木村 アカデミーで行っている座学の部分をオンライン配信できるようにしたいんです。ウチで展開している社団法人に加盟している納棺士たちに対して効率的に知識の伝達ができるかなと。
川多 われわれは各地の事業者にライセンス供与して展開していきますが、その際、ネット配信を利用したり、スカイプで現場に指示を出したりできればと考えています。海外展開も考えているので、IT活用は積極的に進めていきたいですね。
石井 川多さんのところは海外進出を考えているなら、英語でサービスの特徴を説明したものを、動画サイトにアップしたほうがいいかもしれませんね。
川多 つい先日も、シンガポールや中国向けに、英語で資料を作ってほしいという要望が来ました。
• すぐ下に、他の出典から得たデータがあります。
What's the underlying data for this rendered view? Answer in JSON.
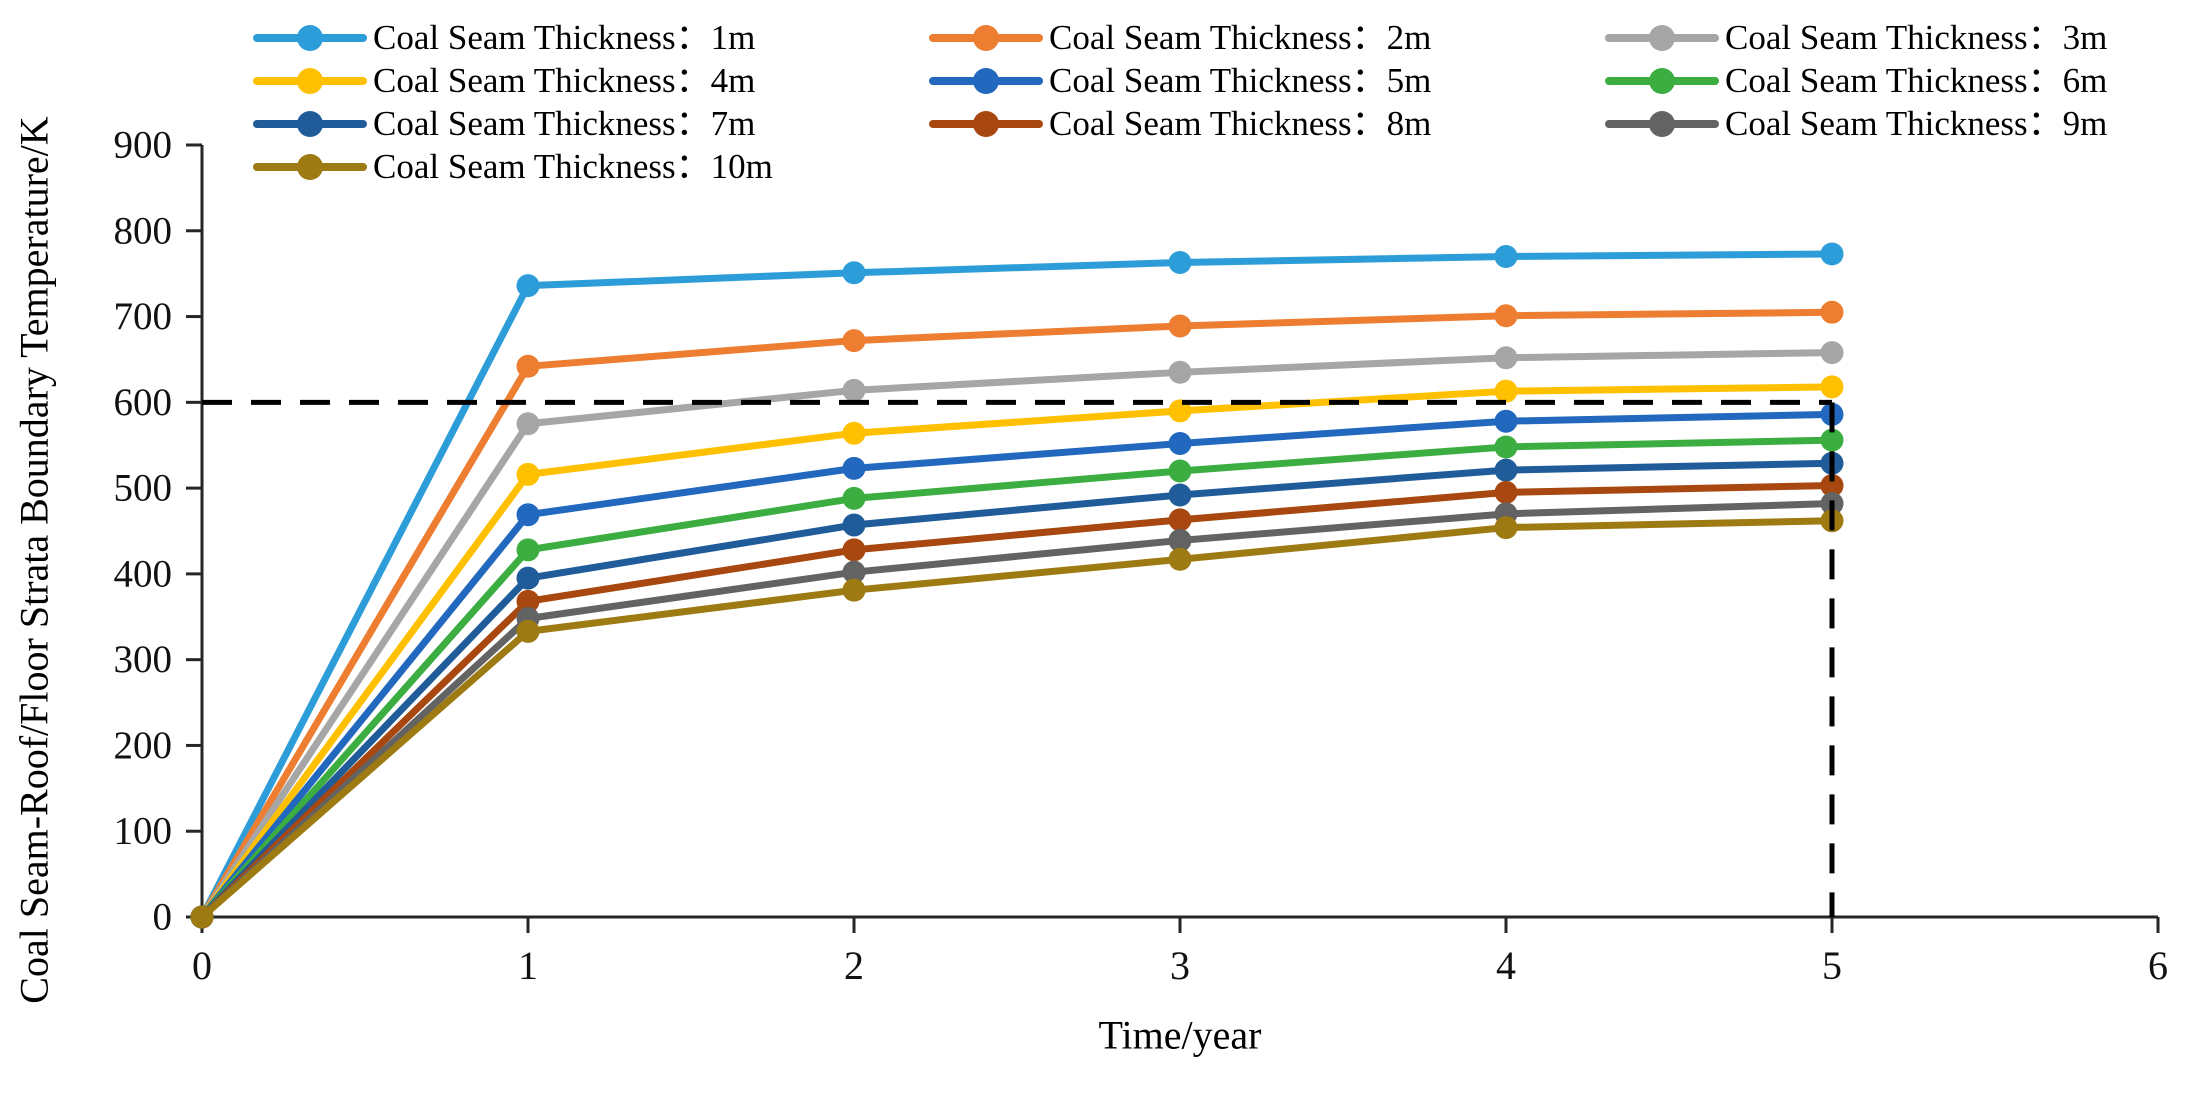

石井 ある程度のレベルなら、クラウドソーシングでもできますしね。ただ、ウチも最初は外部のシステムを使っていましたが、全然やりたいことができなかったので結局は自社開発しました。

石井貴基(いしい・たかき)
1984年生まれ。北海道出身。福島大学経済学部卒業後、リクルートに入社。ソニー生命保険勤務を経て、2012年3月株式会社葵を創業し、誰でも無料で学べる中学生向けオンライン学習塾アオイゼミをリリース。
共通の地元、北海道への思い
-- 3人とも北海道出身ということですが、地元への思いみたいなものはありますか。
石井 北海道民はいい意味で楽観的な人が多く、しがらみがあまりないので、いろいろチャレンジしやすいかなと。一方で、東京と比べて情報格差があったり、ヒト、モノ、カネのリソースが少なかったりする部分はある気がします。
木村 私は2年前まで北海道にいたので、ゆくゆくは北海道で仕事したいという望みはあります。
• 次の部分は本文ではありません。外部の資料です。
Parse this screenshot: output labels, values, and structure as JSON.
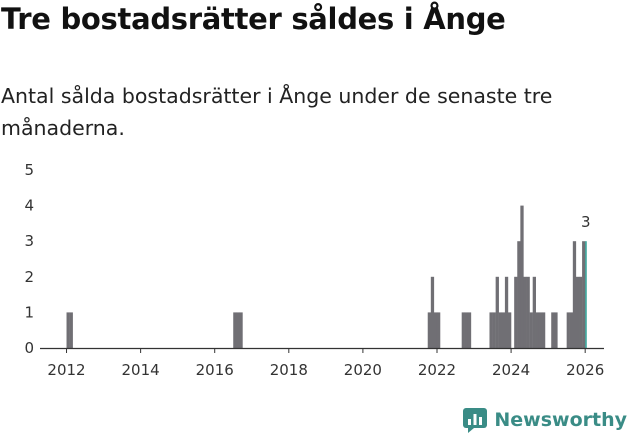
{
  "title": "Tre bostadsrätter såldes i Ånge",
  "subtitle": "Antal sålda bostadsrätter i Ånge under de senaste tre månaderna.",
  "brand": "Newsworthy",
  "colors": {
    "bar": "#706f74",
    "highlight": "#3aa59c",
    "brand": "#3a8c86",
    "axis": "#333333"
  },
  "chart_data": {
    "type": "bar",
    "title": "Tre bostadsrätter såldes i Ånge",
    "xlabel": "",
    "ylabel": "",
    "ylim": [
      0,
      5
    ],
    "yticks": [
      0,
      1,
      2,
      3,
      4,
      5
    ],
    "xlim": [
      2011.5,
      2026.4
    ],
    "xticks": [
      2012,
      2014,
      2016,
      2018,
      2020,
      2022,
      2024,
      2026
    ],
    "xtick_labels": [
      "2012",
      "2014",
      "2016",
      "2018",
      "2020",
      "2022",
      "2024",
      "2026"
    ],
    "grid": false,
    "series": [
      {
        "name": "Antal sålda bostadsrätter",
        "x": [
          "2012-01",
          "2012-02",
          "2016-07",
          "2016-08",
          "2016-09",
          "2021-10",
          "2021-11",
          "2021-12",
          "2022-01",
          "2022-09",
          "2022-10",
          "2022-11",
          "2023-06",
          "2023-07",
          "2023-08",
          "2023-09",
          "2023-10",
          "2023-11",
          "2023-12",
          "2024-02",
          "2024-03",
          "2024-04",
          "2024-05",
          "2024-06",
          "2024-07",
          "2024-08",
          "2024-09",
          "2024-10",
          "2024-11",
          "2025-02",
          "2025-03",
          "2025-07",
          "2025-08",
          "2025-09",
          "2025-10",
          "2025-11",
          "2025-12",
          "2026-01"
        ],
        "values": [
          1,
          1,
          1,
          1,
          1,
          1,
          2,
          1,
          1,
          1,
          1,
          1,
          1,
          1,
          2,
          1,
          1,
          2,
          1,
          2,
          3,
          4,
          2,
          2,
          1,
          2,
          1,
          1,
          1,
          1,
          1,
          1,
          1,
          3,
          2,
          2,
          3,
          3
        ]
      }
    ],
    "highlight": {
      "x": "2026-01",
      "value": 3,
      "label": "3"
    }
  }
}
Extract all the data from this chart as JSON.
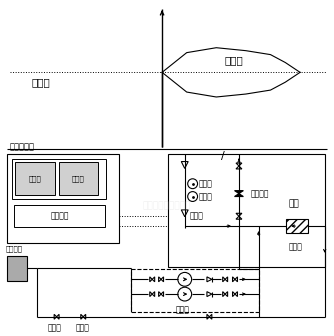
{
  "bg_color": "#ffffff",
  "line_color": "#000000",
  "fig_width": 3.34,
  "fig_height": 3.36,
  "dpi": 100,
  "watermark": "泰机电设备有限公司",
  "labels": {
    "jingya_xian": "静压线",
    "heng_ya_dian": "恒压点",
    "tiaoping_guizhi": "调频控制柜",
    "jie_jie_qi": "调节器",
    "bian_pin_qi": "变频器",
    "kong_zhi_mian_ban": "控制面板",
    "ruan_hua_shui_xiang": "软化水箱",
    "qu_ya_guan": "取压盘",
    "ya_li_biao": "压力表",
    "ping_heng_fa": "平衡阀",
    "xun_huan_shui_beng": "循环水泵",
    "wai_wang": "外网",
    "guo_lv_qi_right": "过滤器",
    "bu_shui_beng": "补水泵",
    "dian_ci_fa": "电磁阀",
    "guo_lv_qi_bottom": "过滤器"
  }
}
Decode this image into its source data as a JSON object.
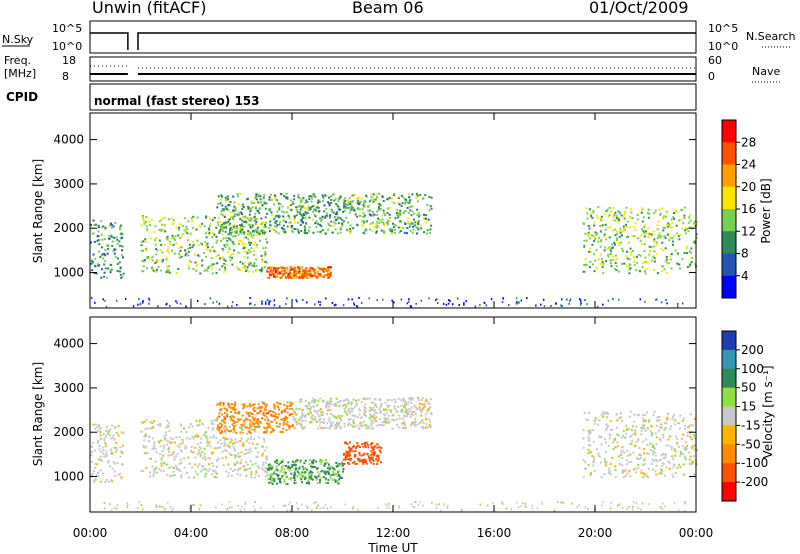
{
  "header": {
    "station": "Unwin (fitACF)",
    "beam": "Beam 06",
    "date": "01/Oct/2009"
  },
  "noise_panel": {
    "left_label": "N.Sky",
    "right_label": "N.Search",
    "left_ticks": [
      "10^5",
      "10^0"
    ],
    "right_ticks": [
      "10^5",
      "10^0"
    ]
  },
  "freq_panel": {
    "left_label": "Freq.",
    "left_unit": "[MHz]",
    "right_label": "Nave",
    "left_ticks": [
      "18",
      "8"
    ],
    "right_ticks": [
      "60",
      "0"
    ]
  },
  "cpid": {
    "label": "CPID",
    "value": "normal (fast stereo) 153"
  },
  "power_panel": {
    "ylabel": "Slant Range [km]",
    "yticks": [
      "4000",
      "3000",
      "2000",
      "1000"
    ],
    "colorbar_label": "Power [dB]",
    "colorbar_ticks": [
      "28",
      "24",
      "20",
      "16",
      "12",
      "8",
      "4"
    ],
    "colors": [
      "#0000ff",
      "#2356b4",
      "#2e8b57",
      "#78d050",
      "#f7e600",
      "#ffa000",
      "#ff5000",
      "#ff0000"
    ]
  },
  "velocity_panel": {
    "ylabel": "Slant Range [km]",
    "yticks": [
      "4000",
      "3000",
      "2000",
      "1000"
    ],
    "colorbar_label": "Velocity [m s⁻¹]",
    "colorbar_ticks": [
      "200",
      "100",
      "50",
      "15",
      "-15",
      "-50",
      "-100",
      "-200"
    ],
    "colors": [
      "#1e3cb4",
      "#3296b4",
      "#2e8b57",
      "#8ce040",
      "#c8c8c8",
      "#ffb400",
      "#ff8c00",
      "#ff5000",
      "#ff0000"
    ]
  },
  "xaxis": {
    "ticks": [
      "00:00",
      "04:00",
      "08:00",
      "12:00",
      "16:00",
      "20:00",
      "00:00"
    ],
    "label": "Time UT"
  },
  "chart_data": [
    {
      "type": "heatmap",
      "title": "Power",
      "xlabel": "Time UT",
      "ylabel": "Slant Range [km]",
      "x_range_hours": [
        0,
        24
      ],
      "y_range_km": [
        200,
        4600
      ],
      "colorbar": {
        "label": "Power [dB]",
        "range": [
          0,
          32
        ]
      },
      "echo_regions": [
        {
          "t0": 0.0,
          "t1": 1.3,
          "r0": 900,
          "r1": 2200,
          "power": 10
        },
        {
          "t0": 2.0,
          "t1": 7.0,
          "r0": 1000,
          "r1": 2300,
          "power": 14
        },
        {
          "t0": 5.0,
          "t1": 13.5,
          "r0": 1900,
          "r1": 2800,
          "power": 12
        },
        {
          "t0": 7.0,
          "t1": 9.5,
          "r0": 900,
          "r1": 1150,
          "power": 24
        },
        {
          "t0": 19.5,
          "t1": 24.0,
          "r0": 1000,
          "r1": 2500,
          "power": 14
        }
      ]
    },
    {
      "type": "heatmap",
      "title": "Velocity",
      "xlabel": "Time UT",
      "ylabel": "Slant Range [km]",
      "x_range_hours": [
        0,
        24
      ],
      "y_range_km": [
        200,
        4600
      ],
      "colorbar": {
        "label": "Velocity [m s-1]",
        "range": [
          -200,
          200
        ]
      },
      "echo_regions": [
        {
          "t0": 0.0,
          "t1": 1.3,
          "r0": 900,
          "r1": 2200,
          "velocity": 0
        },
        {
          "t0": 2.0,
          "t1": 7.0,
          "r0": 1000,
          "r1": 2300,
          "velocity": 0
        },
        {
          "t0": 5.0,
          "t1": 8.0,
          "r0": 2000,
          "r1": 2700,
          "velocity": -60
        },
        {
          "t0": 8.0,
          "t1": 13.5,
          "r0": 2100,
          "r1": 2800,
          "velocity": 0
        },
        {
          "t0": 7.0,
          "t1": 10.0,
          "r0": 850,
          "r1": 1400,
          "velocity": 40
        },
        {
          "t0": 10.0,
          "t1": 11.5,
          "r0": 1300,
          "r1": 1800,
          "velocity": -100
        },
        {
          "t0": 19.5,
          "t1": 24.0,
          "r0": 1000,
          "r1": 2500,
          "velocity": 0
        }
      ]
    }
  ]
}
川多 私は地元というより、やはり海外に進出したいという気持ちのほうが強いですね。北海道には開拓者精神がもともとありましたが、今はそうではなくなっている気がします。世界の中でも建築分野は日本とドイツが進んでいて、日本の中では北海道が最も進んでいます。海外に出ていき、われわれの優れた技術を世界に発信したいと思っています。

川多弘也(かわた・ひろや)
1967年生まれ。北海道出身。85年北海道電力入社。2008年に退職後、パッシブホームを含め3社の株式会社の経営に携わる。建物の光熱費を削減するパッシブ設計普及事業およびコンサルティングなどを行う。
-- 将来の1つの区切りとして2020年の東京オリンピックがありますが、その時までにどんな姿になっていたいと思いますか。
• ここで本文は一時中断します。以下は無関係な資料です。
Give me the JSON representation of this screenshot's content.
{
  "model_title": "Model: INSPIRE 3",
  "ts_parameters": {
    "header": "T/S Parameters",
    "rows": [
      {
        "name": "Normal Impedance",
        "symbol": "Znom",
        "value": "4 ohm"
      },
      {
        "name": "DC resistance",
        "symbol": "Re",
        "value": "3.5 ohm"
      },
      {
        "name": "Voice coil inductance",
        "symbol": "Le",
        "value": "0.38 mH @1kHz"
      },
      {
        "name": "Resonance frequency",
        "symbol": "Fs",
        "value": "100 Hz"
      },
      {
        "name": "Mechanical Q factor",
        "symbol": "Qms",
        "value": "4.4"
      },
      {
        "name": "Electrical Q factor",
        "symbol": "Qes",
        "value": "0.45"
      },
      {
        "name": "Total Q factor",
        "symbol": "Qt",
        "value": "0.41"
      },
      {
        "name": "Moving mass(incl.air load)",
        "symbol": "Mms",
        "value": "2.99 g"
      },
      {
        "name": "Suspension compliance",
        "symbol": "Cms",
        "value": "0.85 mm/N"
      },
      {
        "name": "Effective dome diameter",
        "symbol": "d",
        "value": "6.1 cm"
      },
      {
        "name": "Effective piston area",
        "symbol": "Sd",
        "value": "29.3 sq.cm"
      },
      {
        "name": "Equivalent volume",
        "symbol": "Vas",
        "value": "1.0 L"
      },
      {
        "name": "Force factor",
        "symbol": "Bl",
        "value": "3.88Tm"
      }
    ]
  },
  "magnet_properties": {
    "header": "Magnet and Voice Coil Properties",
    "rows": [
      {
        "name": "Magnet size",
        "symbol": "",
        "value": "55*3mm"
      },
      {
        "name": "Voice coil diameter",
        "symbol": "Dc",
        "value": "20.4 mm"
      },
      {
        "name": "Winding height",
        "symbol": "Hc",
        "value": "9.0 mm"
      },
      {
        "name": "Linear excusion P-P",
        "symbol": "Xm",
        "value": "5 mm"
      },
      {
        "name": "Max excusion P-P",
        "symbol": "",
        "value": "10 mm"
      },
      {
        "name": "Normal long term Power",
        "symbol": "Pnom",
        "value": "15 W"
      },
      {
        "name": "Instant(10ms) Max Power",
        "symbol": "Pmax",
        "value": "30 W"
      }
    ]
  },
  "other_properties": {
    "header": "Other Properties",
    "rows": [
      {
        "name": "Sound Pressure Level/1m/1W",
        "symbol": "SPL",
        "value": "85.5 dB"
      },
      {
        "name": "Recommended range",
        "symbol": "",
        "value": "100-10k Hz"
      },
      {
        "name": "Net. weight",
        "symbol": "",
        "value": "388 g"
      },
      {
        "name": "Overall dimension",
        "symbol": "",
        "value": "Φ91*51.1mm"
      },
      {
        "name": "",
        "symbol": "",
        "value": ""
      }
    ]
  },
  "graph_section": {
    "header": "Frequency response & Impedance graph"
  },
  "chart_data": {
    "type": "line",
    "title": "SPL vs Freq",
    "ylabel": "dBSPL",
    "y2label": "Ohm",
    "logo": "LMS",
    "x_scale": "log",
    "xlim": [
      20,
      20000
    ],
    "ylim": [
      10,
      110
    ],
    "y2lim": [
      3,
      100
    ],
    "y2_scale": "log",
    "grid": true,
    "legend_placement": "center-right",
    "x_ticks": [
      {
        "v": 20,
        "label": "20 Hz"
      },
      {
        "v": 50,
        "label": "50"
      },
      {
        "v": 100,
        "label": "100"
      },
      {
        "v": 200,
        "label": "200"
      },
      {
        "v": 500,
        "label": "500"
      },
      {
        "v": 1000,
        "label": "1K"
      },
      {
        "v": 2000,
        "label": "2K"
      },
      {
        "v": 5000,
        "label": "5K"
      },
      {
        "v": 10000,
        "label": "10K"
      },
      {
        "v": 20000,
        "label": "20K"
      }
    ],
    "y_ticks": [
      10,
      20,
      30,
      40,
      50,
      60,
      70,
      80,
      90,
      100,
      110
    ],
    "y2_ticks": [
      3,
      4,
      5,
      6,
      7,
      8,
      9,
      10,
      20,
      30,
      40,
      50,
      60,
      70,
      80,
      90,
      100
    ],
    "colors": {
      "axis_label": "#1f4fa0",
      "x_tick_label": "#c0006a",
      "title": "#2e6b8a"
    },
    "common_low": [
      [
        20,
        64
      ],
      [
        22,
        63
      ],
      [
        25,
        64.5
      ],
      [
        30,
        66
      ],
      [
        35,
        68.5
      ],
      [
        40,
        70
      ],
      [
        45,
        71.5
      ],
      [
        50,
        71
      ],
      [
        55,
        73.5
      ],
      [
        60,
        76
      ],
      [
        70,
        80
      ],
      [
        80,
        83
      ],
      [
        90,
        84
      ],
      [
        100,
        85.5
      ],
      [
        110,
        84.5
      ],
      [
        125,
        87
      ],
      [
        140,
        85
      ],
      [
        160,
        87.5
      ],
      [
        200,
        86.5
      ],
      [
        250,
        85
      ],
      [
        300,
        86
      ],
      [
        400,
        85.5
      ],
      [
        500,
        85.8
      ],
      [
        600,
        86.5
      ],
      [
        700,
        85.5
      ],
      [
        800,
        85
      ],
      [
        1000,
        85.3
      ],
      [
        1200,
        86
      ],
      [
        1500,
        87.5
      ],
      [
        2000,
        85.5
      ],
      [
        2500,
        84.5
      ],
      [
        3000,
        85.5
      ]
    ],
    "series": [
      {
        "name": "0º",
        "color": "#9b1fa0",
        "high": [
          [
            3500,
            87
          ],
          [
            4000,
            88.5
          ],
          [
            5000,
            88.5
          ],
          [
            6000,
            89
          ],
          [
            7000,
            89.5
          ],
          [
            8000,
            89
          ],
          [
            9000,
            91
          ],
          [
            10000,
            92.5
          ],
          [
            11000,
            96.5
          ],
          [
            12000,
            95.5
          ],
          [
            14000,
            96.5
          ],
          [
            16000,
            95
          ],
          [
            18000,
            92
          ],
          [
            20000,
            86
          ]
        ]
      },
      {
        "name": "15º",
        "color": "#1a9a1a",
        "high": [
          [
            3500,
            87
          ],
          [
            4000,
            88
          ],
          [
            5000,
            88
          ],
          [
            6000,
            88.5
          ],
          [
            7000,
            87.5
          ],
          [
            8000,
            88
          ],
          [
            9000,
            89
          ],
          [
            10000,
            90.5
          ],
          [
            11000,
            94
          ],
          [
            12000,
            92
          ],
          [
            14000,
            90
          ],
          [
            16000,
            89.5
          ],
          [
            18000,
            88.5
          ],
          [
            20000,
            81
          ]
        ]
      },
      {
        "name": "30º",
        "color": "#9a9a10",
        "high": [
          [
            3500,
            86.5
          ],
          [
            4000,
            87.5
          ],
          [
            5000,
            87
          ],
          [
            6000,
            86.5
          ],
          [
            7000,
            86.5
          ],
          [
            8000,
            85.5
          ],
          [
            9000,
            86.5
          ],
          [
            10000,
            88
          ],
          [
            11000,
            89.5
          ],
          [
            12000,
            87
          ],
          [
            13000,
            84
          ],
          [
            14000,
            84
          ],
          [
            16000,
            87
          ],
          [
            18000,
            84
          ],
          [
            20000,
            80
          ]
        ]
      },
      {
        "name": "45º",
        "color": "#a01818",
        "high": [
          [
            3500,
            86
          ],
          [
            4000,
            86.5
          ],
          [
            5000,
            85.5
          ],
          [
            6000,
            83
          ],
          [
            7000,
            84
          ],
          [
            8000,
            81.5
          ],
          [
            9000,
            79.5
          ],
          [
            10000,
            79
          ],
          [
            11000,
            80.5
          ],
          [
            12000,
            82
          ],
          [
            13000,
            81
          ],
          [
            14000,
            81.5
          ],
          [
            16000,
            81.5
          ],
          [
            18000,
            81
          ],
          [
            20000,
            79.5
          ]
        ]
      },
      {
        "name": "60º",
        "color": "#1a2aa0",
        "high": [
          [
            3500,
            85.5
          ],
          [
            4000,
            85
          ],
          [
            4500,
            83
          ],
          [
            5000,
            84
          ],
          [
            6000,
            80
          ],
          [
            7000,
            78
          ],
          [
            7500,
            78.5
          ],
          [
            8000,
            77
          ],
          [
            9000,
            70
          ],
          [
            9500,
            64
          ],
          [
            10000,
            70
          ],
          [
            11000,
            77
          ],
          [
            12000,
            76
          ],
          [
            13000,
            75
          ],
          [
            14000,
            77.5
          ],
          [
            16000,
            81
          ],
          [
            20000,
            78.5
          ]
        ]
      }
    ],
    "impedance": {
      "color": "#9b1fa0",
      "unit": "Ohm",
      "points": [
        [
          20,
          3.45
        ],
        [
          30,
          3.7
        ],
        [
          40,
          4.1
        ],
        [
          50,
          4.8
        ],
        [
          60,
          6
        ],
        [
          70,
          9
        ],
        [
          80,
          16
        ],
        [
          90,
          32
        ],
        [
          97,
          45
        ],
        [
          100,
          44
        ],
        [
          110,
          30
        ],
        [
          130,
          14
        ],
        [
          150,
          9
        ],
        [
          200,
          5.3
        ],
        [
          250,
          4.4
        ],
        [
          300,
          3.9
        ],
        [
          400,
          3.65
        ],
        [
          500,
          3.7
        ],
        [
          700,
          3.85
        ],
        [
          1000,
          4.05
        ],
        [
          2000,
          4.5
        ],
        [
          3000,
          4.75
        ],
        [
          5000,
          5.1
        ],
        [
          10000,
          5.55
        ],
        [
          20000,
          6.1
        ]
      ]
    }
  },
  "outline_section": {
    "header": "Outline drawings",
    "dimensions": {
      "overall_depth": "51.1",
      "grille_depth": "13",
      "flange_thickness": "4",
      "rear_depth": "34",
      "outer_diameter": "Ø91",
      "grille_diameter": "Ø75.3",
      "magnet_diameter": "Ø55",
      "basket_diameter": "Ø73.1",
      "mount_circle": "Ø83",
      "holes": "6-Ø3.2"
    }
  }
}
石井 ウチはベンチャーキャピタルが入っているので、IPOしているか潰れているかのどちらかでしょうね。20年ごろにはスマホで勉強するのが当たり前になっているでしょうから、問題はそこで覇権を取れているかどうか。日本の教育における経済格差をなくしたいということが起業の動機なので、そこを解消することに全力を注ぎたい。
木村 ウチは活動範囲をどこまで広げられているかということがポイントです。25年が高齢化のピークと言われているので、そこに向けてより良い人材を揃えていきたいと思います。今、海外で亡くなられる方はすごく多いので、遺体処置などのニーズが増えてくると思います。そこで、各国の学校と姉妹校提携を結び、遺体の受け入れ態勢をつくっていきます。
川多 われわれとしては、最低でも世界20カ国にはパッシブ工法を広めたいと思っています。人生一度きりですから、海外でどこまでできるか、試してみたいです。